»Du bist ein Affe!« wiederholte Jim Boughsleigh. »Was dich die verdammten Deutschen angehen? Sehr viel gehen sie dich an! Weißt du denn nicht, daß die Deutschen die verbissensten Feinde der Hindus sind?«

Das war mir neu. Ich habe einmal als Boy bei einem deutschen Reisenden gedient, er hat mir ein ausgezeichnetes Zeugnis gegeben und ich habe für seine goldene Uhr fünf Rupien bekommen; auch hat er mir im Laufe eines Monats nur siebzehn Fußtritte gegeben, während ich durchschnittlich von den Engländern die doppelte Portion in einer Woche erhalte, — nein, ich hatte damals nichts gegen die Deutschen.

»Wieso sind die Deutschen die Todfeinde des Hindus?« frug ich nach einigem Nachdenken.

»Trink noch einmal!« gab mir Jim Boughsleigh zur Antwort und zwang mir die Flasche in die Hand, nachdem er selbst längere Zeit daran gesogen hatte. »Trink, Junge, aber nicht solche Säuglingsschlucke, sondern ordentlich! — Weshalb die Deutschen deine Feinde sind? Eine verdammt dumme Frage!«

Ich fand, daß dies eigentlich weit mehr eine verdammt dumme Antwort sei, und schwieg.

Jim Boughsleigh qualmte eine dicke Wolke aus seiner Pfeife.

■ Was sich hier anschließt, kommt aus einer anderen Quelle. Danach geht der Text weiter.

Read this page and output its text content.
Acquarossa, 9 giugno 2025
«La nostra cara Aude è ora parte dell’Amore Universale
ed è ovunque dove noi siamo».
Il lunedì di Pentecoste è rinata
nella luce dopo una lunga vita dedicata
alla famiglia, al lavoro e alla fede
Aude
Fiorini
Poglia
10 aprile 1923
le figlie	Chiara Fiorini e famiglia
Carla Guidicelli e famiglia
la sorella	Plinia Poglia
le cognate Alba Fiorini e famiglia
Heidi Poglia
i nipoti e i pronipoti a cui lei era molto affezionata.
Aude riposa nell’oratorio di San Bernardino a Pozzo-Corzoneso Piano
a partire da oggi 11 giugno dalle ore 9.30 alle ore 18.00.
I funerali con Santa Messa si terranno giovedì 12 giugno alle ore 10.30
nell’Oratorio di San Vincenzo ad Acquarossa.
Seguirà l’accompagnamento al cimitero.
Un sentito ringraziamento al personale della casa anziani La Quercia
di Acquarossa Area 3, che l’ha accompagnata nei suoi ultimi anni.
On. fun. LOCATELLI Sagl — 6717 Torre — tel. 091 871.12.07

Seine langen Beine baumelten in das Wasser des Teiches, aber sein Zustand war bereits so heilig geworden, daß er es nicht bemerkte. Er spuckte noch einmal aus und sagte:

»Die Deutschen wohnen weit, weit von hier in einem eisig kalten Land. Es ist dort so kalt, daß sie alle erfrieren müßten, wenn sie nicht — hm — (Jim bohrte sich in der angebrannten Nase) — wenn sie nicht Menschenfleisch fräßen!«

Mich erfaßte ein Schauder ob solcher Freveltat.

»Bleib nur sitzen,« ermahnte mich Jim. Er griff sich mit der Rechten krampfhaft in die Magengegend, stöhnte leise: »O, mich is very hundsmiserabel,« und fuhr mit erhobener Stimme fort: »Ja, Menschenfleisch frißt die Bande! Und willst du wissen, was für Menschenfleisch?«

Natürlich wollte ich das wissen. »Engländerfleisch?« schrie ich entsetzt.